When will pharma appreciate that investment in diagnostics boosts therapy ROI?
May 4th, 2017
The FT US Healthcare and Life Sciences Summit in New York, now in its sixth successful year, will bring together industry leaders from across the healthcare and life sciences continuum to explore the major transformations ahead. Peter Keeling, CEO of Diaceutics, will be speaking at the May 2017 event on Leveraging diagnostics and analytics (Dx) to boost therapy return on investment – a 360° review.
With over $200bn of drug revenue already shaped by diagnostics and 70 per cent of future pipelines biomarker enabled, the dependence of the future pharma business model on integrating diagnostics is no longer in question.

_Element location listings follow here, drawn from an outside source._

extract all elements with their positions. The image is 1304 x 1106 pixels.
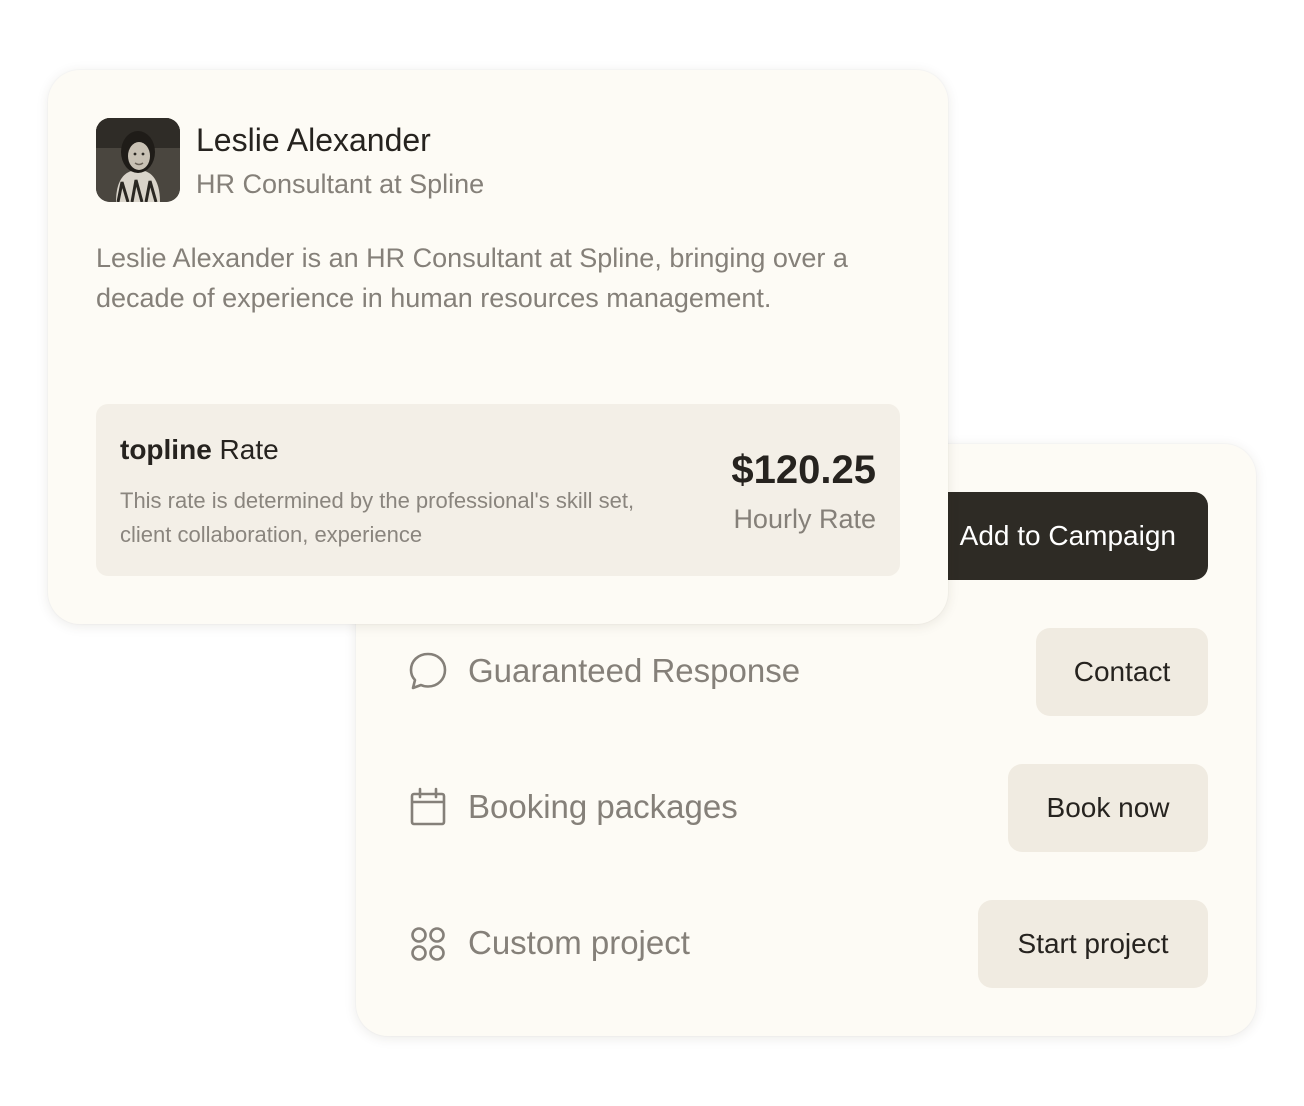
profile-card: Leslie Alexander HR Consultant at Spline… xyxy=(48,70,948,624)
rate-description: This rate is determined by the professio… xyxy=(120,488,635,547)
rate-box: topline Rate This rate is determined by … xyxy=(96,404,900,576)
profile-role: HR Consultant at Spline xyxy=(196,169,485,199)
guaranteed-response-label: Guaranteed Response xyxy=(468,652,801,689)
start-project-button[interactable]: Start project xyxy=(978,900,1208,988)
custom-project-label: Custom project xyxy=(468,924,690,961)
booking-packages-label: Booking packages xyxy=(468,788,738,825)
calendar-icon xyxy=(410,787,446,826)
avatar xyxy=(96,118,180,202)
contact-button[interactable]: Contact xyxy=(1036,628,1208,716)
rate-unit: Hourly Rate xyxy=(733,504,876,534)
rate-amount: $120.25 xyxy=(731,448,876,492)
profile-bio: Leslie Alexander is an HR Consultant at … xyxy=(96,243,848,313)
rate-brand: topline xyxy=(120,434,212,465)
profile-name: Leslie Alexander xyxy=(196,122,431,158)
rate-title: topline Rate xyxy=(120,434,279,466)
book-now-button[interactable]: Book now xyxy=(1008,764,1208,852)
chat-bubble-icon xyxy=(409,652,447,690)
person-photo-icon xyxy=(96,118,180,202)
grid-circles-icon xyxy=(411,927,445,961)
rate-title-text: Rate xyxy=(219,434,279,465)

However, this throws into sharp focus the readiness of the industry to understand and optimize the clinical diagnostic ecosystem underpinning every therapy launch.
The question is no longer “Which patients tested positive for a targeted therapy choice?” but rather “How many of the right patients were not tested and missed the treatment opportunity?”
It’s a subject that has long been a concern for Diaceutics, and we have regularly assessed the introduction of diagnostics earlier in the patient journey with the underlying message that not only will more patients get directed to the right treatment but that financial returns will be significantly boosted by such diagnostic investment. In one of our regular Expert Insights, Diagnostics are a Driver, Not a Cost, Keeling uses the example of how Merck invested in a genetic test for KRAS mutations performed on cancer tissue before starting treatment, in order to support its targeted therapy, Erbitux, and direct more patients to the drug.
It’s not only the initial investment in diagnostics that could prove rewarding for patients and pharma alike. With its global network of laboratories and its position as a leading provider of lab analytics and tracking, Diaceutics is perfectly placed to see where testing can be optimized in that setting. In an Expert Insight on data-powered decision-making in personalized medicine, we discuss how with CML, inter-laboratory variation in BCR-ABL1 to control gene ratios is widely recognized. We then ask, “How many patients are NOT tested consistently in the same lab?”, and are able to calculate ‘the potential financial values to companies in the TKI space of proactively reducing inter-laboratory variability in a chronic cancer’. The costs are modest but the financial benefits are significant.
So the theme, enhanced by our latest data and understanding of the diagnostic space, is developed at the FT Summit. The briefing will quantify the missed treatment opportunity based on real-time, real world US testing data, and discuss the readiness of the Pharma industry to radically improve patient testing in support of improving outcomes and accessing higher return on precision medicine investments.